An Upper GI series is an X-ray examination of your upper gastrointestinal tract, which includes the esophagus, stomach and the first portion of the small bowel (intestine).
In a study with a small bowel series the remainder of the small intestine is also studied. During the procedure the patient drinks barium that fills and coats the lining of the esophagus, stomach, and intestine. This examination is usually performed for patients who experience heartburn, abdominal pain, vomiting, bleeding or weight loss.
Your stomach must be completely empty for this examination. You will be asked not to eat or drink anything after midnight the night before your examination. View the full prep sheet.
Infants and young children should not eat or drink three to four hours prior to the exam and newborns should fast no more than two to three hours prior to the study. Any specific concerns or questions should be under the advice from the patient's physician.
- You will be asked to change into a hospital gown.
- Inside the X-ray room you will be asked to stand on the X-ray equipment platform.

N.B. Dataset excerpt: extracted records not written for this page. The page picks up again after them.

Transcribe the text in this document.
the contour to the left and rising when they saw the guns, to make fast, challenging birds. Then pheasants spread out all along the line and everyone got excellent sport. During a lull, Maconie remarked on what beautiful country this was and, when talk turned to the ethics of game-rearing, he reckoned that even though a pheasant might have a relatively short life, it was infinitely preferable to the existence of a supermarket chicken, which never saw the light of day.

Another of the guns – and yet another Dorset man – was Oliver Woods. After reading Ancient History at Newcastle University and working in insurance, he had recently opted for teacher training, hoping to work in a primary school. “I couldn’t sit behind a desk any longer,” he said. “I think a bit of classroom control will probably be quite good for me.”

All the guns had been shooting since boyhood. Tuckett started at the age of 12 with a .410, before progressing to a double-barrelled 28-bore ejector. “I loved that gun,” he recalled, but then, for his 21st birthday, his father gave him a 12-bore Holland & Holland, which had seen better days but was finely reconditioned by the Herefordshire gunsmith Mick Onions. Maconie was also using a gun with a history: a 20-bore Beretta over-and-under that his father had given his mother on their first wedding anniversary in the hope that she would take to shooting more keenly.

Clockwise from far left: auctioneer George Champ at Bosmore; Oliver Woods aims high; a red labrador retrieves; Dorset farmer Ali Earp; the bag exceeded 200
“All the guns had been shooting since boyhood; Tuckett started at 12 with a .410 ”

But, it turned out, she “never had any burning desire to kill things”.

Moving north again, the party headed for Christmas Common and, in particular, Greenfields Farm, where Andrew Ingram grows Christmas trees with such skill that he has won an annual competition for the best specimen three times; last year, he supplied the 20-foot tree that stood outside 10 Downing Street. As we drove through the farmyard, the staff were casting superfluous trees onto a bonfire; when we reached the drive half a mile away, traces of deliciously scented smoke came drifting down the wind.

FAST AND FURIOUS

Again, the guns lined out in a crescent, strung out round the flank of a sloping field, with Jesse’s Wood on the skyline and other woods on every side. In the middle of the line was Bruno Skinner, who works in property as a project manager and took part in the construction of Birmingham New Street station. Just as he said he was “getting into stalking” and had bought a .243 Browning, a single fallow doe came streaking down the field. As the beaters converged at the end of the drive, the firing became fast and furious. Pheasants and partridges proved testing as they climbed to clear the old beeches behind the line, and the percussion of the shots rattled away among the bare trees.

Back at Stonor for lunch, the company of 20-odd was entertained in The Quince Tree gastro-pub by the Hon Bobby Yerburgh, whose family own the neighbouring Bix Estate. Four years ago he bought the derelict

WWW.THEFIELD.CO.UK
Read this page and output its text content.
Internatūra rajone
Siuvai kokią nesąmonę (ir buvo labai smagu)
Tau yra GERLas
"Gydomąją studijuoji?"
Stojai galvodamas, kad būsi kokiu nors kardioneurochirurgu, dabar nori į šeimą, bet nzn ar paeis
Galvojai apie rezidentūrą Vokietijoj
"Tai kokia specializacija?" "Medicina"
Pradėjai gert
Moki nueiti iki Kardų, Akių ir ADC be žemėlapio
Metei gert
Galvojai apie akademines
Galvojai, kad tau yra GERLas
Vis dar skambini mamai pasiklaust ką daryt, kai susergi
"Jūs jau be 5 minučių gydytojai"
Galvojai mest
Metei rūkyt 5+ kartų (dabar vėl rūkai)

- You will be asked to drink a liquid barium. As you drink the barium, the radiologist will take a series of films.
- You will be asked to swallow some fizzy crystals that are dissolved in water. This might make you feel like burping, but try not to.
- The X-ray table will then be tilted down. You will be asked to drink more barium through a straw and another series of films will be taken.
- At this point, if you are only having an Upper GI, once the technologist takes a series of films, your examination is over.
- If you are also having a small bowel series, the films will be delayed until the barium reaches the colon. This can take from one to four hours. You should drink extra fluids for the next one to two days to help the barium pass through your colon.
Your films will be read by a radiologist who will send a report to your physician.
If you are of child bearing age and think there is any possibility of pregnancy it is important that you inform the physician ordering these x-rays and tell the technologist taking your x-rays. If you have any known allergies to contrast, iodine, or foods please inform your physician BEFORE proceeding with any of the instructions that follow.